Та самая Татьяна - Анна и Сергей Литвиновы 14 стр.


– Понятно.

И добавил довольным тоном:

– Говорил я: не простая гора Кайлас. Не отпускает она просто так. Даже таких скептиков, как ты.

Окинул ее насмешливым взором:

– Непонятно только, зачем ты туфли на каблуках надела?

Таня улыбнулась:

– А я прямо с работы.

– Да-а… – протянул Павел. – Крепко же тебя зацепила гора. А лапшу мне вешала: сама не знаю, зачем на Кайлас иду, тут все противное, хочу скорее домой…

Таня же – раз начали помогать небесные силы в ее рискованном предприятии – тут же ринулась в атаку:

– Дядя Тибетыч, а ты мне с визой китайской, с пермитами – поможешь?

Он поднял бровь:

– Может, тебе еще и ботинки трекинговые одолжить?
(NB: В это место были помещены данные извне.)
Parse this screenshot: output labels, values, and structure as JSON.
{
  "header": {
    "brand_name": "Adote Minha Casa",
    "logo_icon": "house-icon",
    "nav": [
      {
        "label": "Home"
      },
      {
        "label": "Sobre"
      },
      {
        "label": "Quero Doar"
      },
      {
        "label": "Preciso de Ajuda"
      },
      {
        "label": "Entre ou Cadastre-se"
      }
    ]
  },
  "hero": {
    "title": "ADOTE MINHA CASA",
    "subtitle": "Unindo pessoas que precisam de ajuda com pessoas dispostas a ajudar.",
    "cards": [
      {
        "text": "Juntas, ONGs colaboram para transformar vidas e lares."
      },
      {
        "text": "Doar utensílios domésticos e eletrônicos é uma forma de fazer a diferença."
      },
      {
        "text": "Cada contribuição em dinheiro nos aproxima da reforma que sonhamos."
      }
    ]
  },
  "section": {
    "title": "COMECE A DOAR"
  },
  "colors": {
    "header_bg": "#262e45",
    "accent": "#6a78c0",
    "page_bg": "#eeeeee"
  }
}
– Ботинки не надо, я в Катманду куплю, – отмахнулась она. – Мне б только все бумажки оформить. И билет купить в Лхасу прямо на завтра. Идти вместе с вами, спокойно акклиматизироваться я не могу. Дело очень срочное.
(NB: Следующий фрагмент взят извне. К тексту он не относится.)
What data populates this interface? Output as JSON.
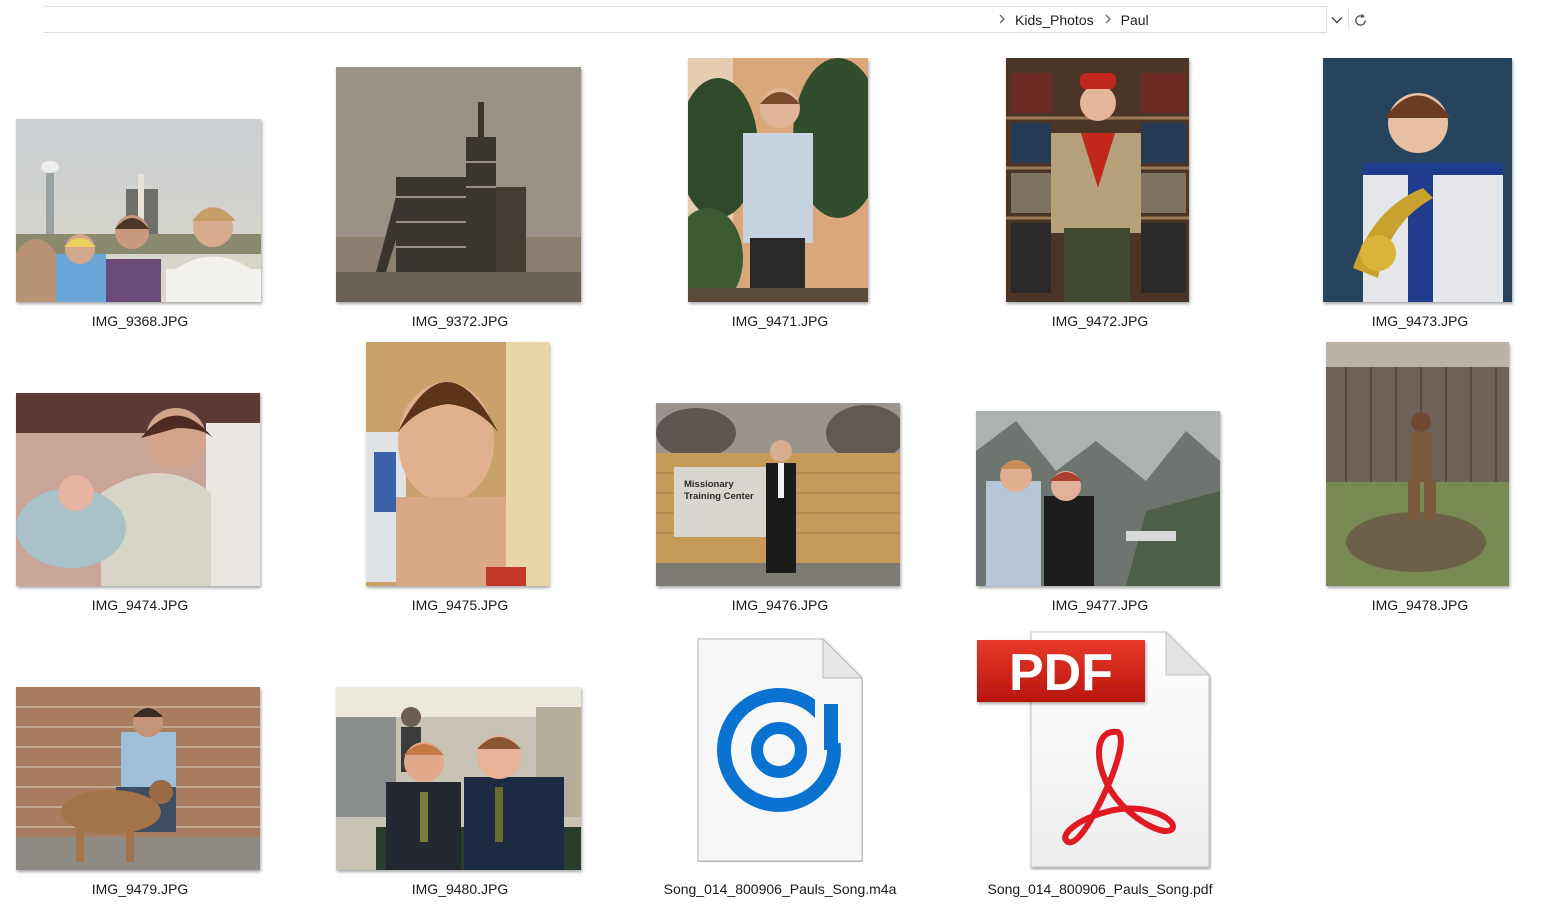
{
  "breadcrumbs": [
    "Kids_Photos",
    "Paul"
  ],
  "icons": {
    "breadcrumb_separator": "chevron-right-icon",
    "address_dropdown": "chevron-down-icon",
    "refresh": "refresh-icon"
  },
  "files": [
    {
      "name": "IMG_9368.JPG",
      "kind": "photo"
    },
    {
      "name": "IMG_9372.JPG",
      "kind": "photo"
    },
    {
      "name": "IMG_9471.JPG",
      "kind": "photo"
    },
    {
      "name": "IMG_9472.JPG",
      "kind": "photo"
    },
    {
      "name": "IMG_9473.JPG",
      "kind": "photo"
    },
    {
      "name": "IMG_9474.JPG",
      "kind": "photo"
    },
    {
      "name": "IMG_9475.JPG",
      "kind": "photo"
    },
    {
      "name": "IMG_9476.JPG",
      "kind": "photo",
      "sign_text": "Missionary Training Center"
    },
    {
      "name": "IMG_9477.JPG",
      "kind": "photo"
    },
    {
      "name": "IMG_9478.JPG",
      "kind": "photo"
    },
    {
      "name": "IMG_9479.JPG",
      "kind": "photo"
    },
    {
      "name": "IMG_9480.JPG",
      "kind": "photo"
    },
    {
      "name": "Song_014_800906_Pauls_Song.m4a",
      "kind": "audio",
      "icon": "groove-music-icon",
      "accent": "#0a73d2"
    },
    {
      "name": "Song_014_800906_Pauls_Song.pdf",
      "kind": "pdf",
      "icon": "pdf-file-icon",
      "badge_text": "PDF",
      "accent": "#d5101c"
    }
  ]
}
– Какое? – наконец поинтересовался он.

Таня вздохнула:

– Знаю, что нельзя перед восхождением, но садись, Дядя Тибетыч, выпьем. На трезвую голову такое рассказывать невозможно. Только пообещай, что смеяться не станешь.

…И он не смеялся. Выслушал ее сбивчивую повесть, произнес задумчиво:

– Спасти больного ребенка дело благое. Но хочешь честно? Шансы у тебя мизерные. Как бывший математик тебе говорю.
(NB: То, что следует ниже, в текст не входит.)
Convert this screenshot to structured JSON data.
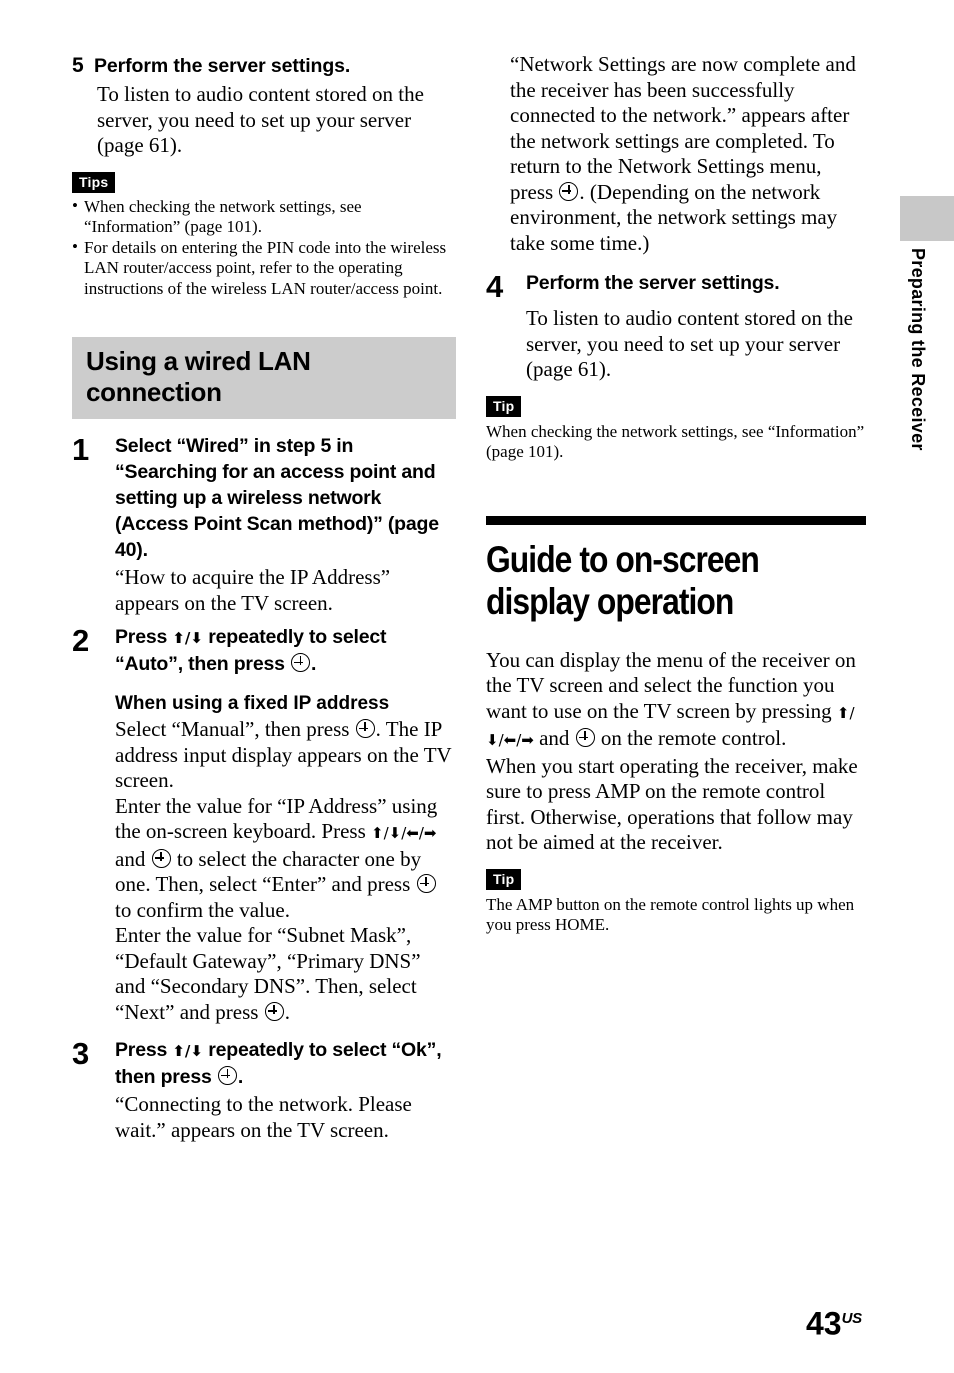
{
  "page": {
    "number": "43",
    "region_mark": "US"
  },
  "side_tab": {
    "label": "Preparing the Receiver"
  },
  "left_column": {
    "step5": {
      "number": "5",
      "title": "Perform the server settings.",
      "body": "To listen to audio content stored on the server, you need to set up your server (page 61)."
    },
    "tips_badge": "Tips",
    "tips": [
      "When checking the network settings, see “Information” (page 101).",
      "For details on entering the PIN code into the wireless LAN router/access point, refer to the operating instructions of the wireless LAN router/access point."
    ],
    "section_heading": "Using a wired LAN connection",
    "step1": {
      "number": "1",
      "title": "Select “Wired” in step 5 in “Searching for an access point and setting up a wireless network (Access Point Scan method)” (page 40).",
      "body": "“How to acquire the IP Address” appears on the TV screen."
    },
    "step2": {
      "number": "2",
      "title_part1": "Press ",
      "arrows": "⬆/⬇",
      "title_part2": " repeatedly to select “Auto”, then press ",
      "title_end": ".",
      "subheading": "When using a fixed IP address",
      "body_p1_a": "Select “Manual”, then press ",
      "body_p1_b": ". The IP address input display appears on the TV screen.",
      "body_p2_a": "Enter the value for “IP Address” using the on-screen keyboard. Press ",
      "body_p2_arrows": "⬆/⬇/⬅/➡",
      "body_p2_b": " and ",
      "body_p2_c": " to select the character one by one. Then, select “Enter” and press ",
      "body_p2_d": " to confirm the value.",
      "body_p3_a": "Enter the value for “Subnet Mask”, “Default Gateway”, “Primary DNS” and “Secondary DNS”. Then, select “Next” and press ",
      "body_p3_b": "."
    },
    "step3": {
      "number": "3",
      "title_part1": "Press ",
      "arrows": "⬆/⬇",
      "title_part2": " repeatedly to select “Ok”, then press ",
      "title_end": ".",
      "body": "“Connecting to the network. Please wait.” appears on the TV screen."
    }
  },
  "right_column": {
    "intro_a": "“Network Settings are now complete and the receiver has been successfully connected to the network.” appears after the network settings are completed. To return to the Network Settings menu, press ",
    "intro_b": ". (Depending on the network environment, the network settings may take some time.)",
    "step4": {
      "number": "4",
      "title": "Perform the server settings.",
      "body": "To listen to audio content stored on the server, you need to set up your server (page 61)."
    },
    "tip_badge_1": "Tip",
    "tip_text_1": "When checking the network settings, see “Information” (page 101).",
    "chapter_heading": "Guide to on-screen display operation",
    "guide_p1_a": "You can display the menu of the receiver on the TV screen and select the function you want to use on the TV screen by pressing ",
    "guide_p1_arrows": "⬆/⬇/⬅/➡",
    "guide_p1_b": " and ",
    "guide_p1_c": " on the remote control.",
    "guide_p2": "When you start operating the receiver, make sure to press AMP on the remote control first. Otherwise, operations that follow may not be aimed at the receiver.",
    "tip_badge_2": "Tip",
    "tip_text_2": "The AMP button on the remote control lights up when you press HOME."
  },
  "colors": {
    "gray_heading_bg": "#cccccc",
    "side_tab_gray": "#c8c8c8",
    "rule_black": "#000000"
  }
}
– Но что было делать, Дядя Тибетыч? – вздохнула она. – Сдаться? Покорно ждать, пока девочка умрет?!

– Да понимаю я все, тоже уже психолог, – досадливо молвил он. – Ты просто не можешь, когда кому-то плохо, сидеть без дела. Это как, прости за сравнение, на поминках. Для чего их придумали? Чтоб близкие умершего не страданию предавались, а делом занялись: закупали продукты, созывали гостей.

– То есть ты считаешь: Юльке уже не помочь? – вздохнула Татьяна. – Я просто создаю, для себя самой, иллюзию бурной деятельности?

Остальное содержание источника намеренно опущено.